Noord-Koreanen zijn "uitgeput door sancties". Vanwege de voedselnood in het land wordt het leven steeds moeilijker, waardoor aan ondervoeding gerelateerde ziekten endemisch zijn. Dat stelt pater Gerard Hammond, regionale overste van de Maryknoll-missionarissen (MM) in Korea. De 85-jarige priester is lid van de Eugene Bell Foundation (EBF), een christelijke stichting die tuberculosepatiënten in Noord-Korea helpt.
Op 17 mei meldden Noord-Koreaanse staatsmedia dat de regenval in het land op het laagste punt in meer dan 100 jaar was. Tussen januari en 15 mei viel er slechts 56,3 millimeter regen of sneeuw. De aanhoudende droogte verergert het voedseltekort voor de bevolking. Gezien de situatie maakt buurland Zuid-Korea plannen voor voedselhulp, dat ondanks vastgelopen gesprekken met Pyongyang over diens recente raketproeven.
Begin mei schatte het Wereldvoedselprogramma dat Noord-Korea zijn grootste voedseltekort kent sinds 2008-2009. Ongeveer 10,1 miljoen mensen, zo’n 40 procent van de bevolking, hebben dringend voedselhulp nodig. "In Zuid-Korea is een debat gaande over het al dan niet sturen van humanitaire hulp naar het noorden," aldus pater Hammond. "Het land is verdeeld: sommigen zijn ervan overtuigd dat Pyongyang voedsel, zoals rijst, doorverkoopt. Naar mijn mening is dit mogelijk, maar er is meer medeleven nodig. We moeten een risico nemen. Elke keer dat we Noord-Korea bezoeken, zijn er meer ziektegevallen. Resistente tuberculose gedijt door ondervoeding."

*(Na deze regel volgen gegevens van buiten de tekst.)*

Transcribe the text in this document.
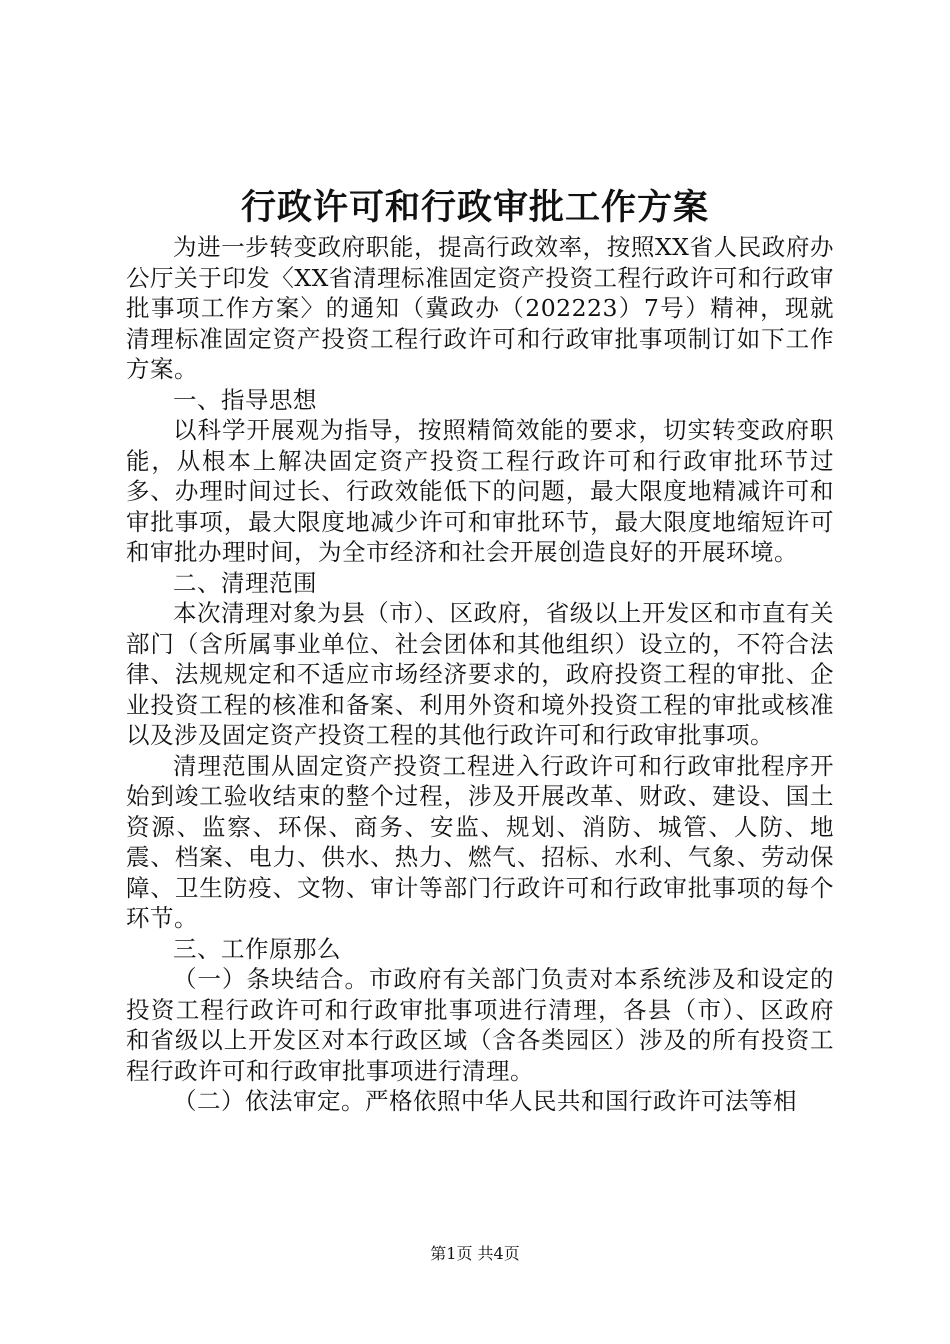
行政许可和行政审批工作方案

为进一步转变政府职能，提高行政效率，按照XX省人民政府办公厅关于印发〈XX省清理标准固定资产投资工程行政许可和行政审批事项工作方案〉的通知（冀政办（202223）7号）精神，现就清理标准固定资产投资工程行政许可和行政审批事项制订如下工作方案。

一、指导思想

以科学开展观为指导，按照精简效能的要求，切实转变政府职能，从根本上解决固定资产投资工程行政许可和行政审批环节过多、办理时间过长、行政效能低下的问题，最大限度地精减许可和审批事项，最大限度地减少许可和审批环节，最大限度地缩短许可和审批办理时间，为全市经济和社会开展创造良好的开展环境。

二、清理范围

本次清理对象为县（市）、区政府，省级以上开发区和市直有关部门（含所属事业单位、社会团体和其他组织）设立的，不符合法律、法规规定和不适应市场经济要求的，政府投资工程的审批、企业投资工程的核准和备案、利用外资和境外投资工程的审批或核准以及涉及固定资产投资工程的其他行政许可和行政审批事项。

清理范围从固定资产投资工程进入行政许可和行政审批程序开始到竣工验收结束的整个过程，涉及开展改革、财政、建设、国土资源、监察、环保、商务、安监、规划、消防、城管、人防、地震、档案、电力、供水、热力、燃气、招标、水利、气象、劳动保障、卫生防疫、文物、审计等部门行政许可和行政审批事项的每个环节。

三、工作原那么

（一）条块结合。市政府有关部门负责对本系统涉及和设定的投资工程行政许可和行政审批事项进行清理，各县（市）、区政府和省级以上开发区对本行政区域（含各类园区）涉及的所有投资工程行政许可和行政审批事项进行清理。

（二）依法审定。严格依照中华人民共和国行政许可法等相

第1页 共4页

Tijdens het bezoek aan Noord-Korea bezocht de pater diverse regio’s. "Zelfs aan de westkust van het land, dat beter af is, is de situatie heel moeilijk. Langs de oostkust is het nog erger. Natuurlijk zijn bewoners van de hoofdstad een uitzondering.” Omdat het zaaiseizoen is begonnen, werken veel boeren in het veld. "Ze bewerken elke vierkante centimeter land om het best mogelijke gewas te krijgen, maar er zijn af en toe hongersnoden geweest en dit is duidelijk zichtbaar op het platteland. Gewone mensen lijden veel onder de sancties, ze spannen hun buikriemen aan en hebben rijst nodig.”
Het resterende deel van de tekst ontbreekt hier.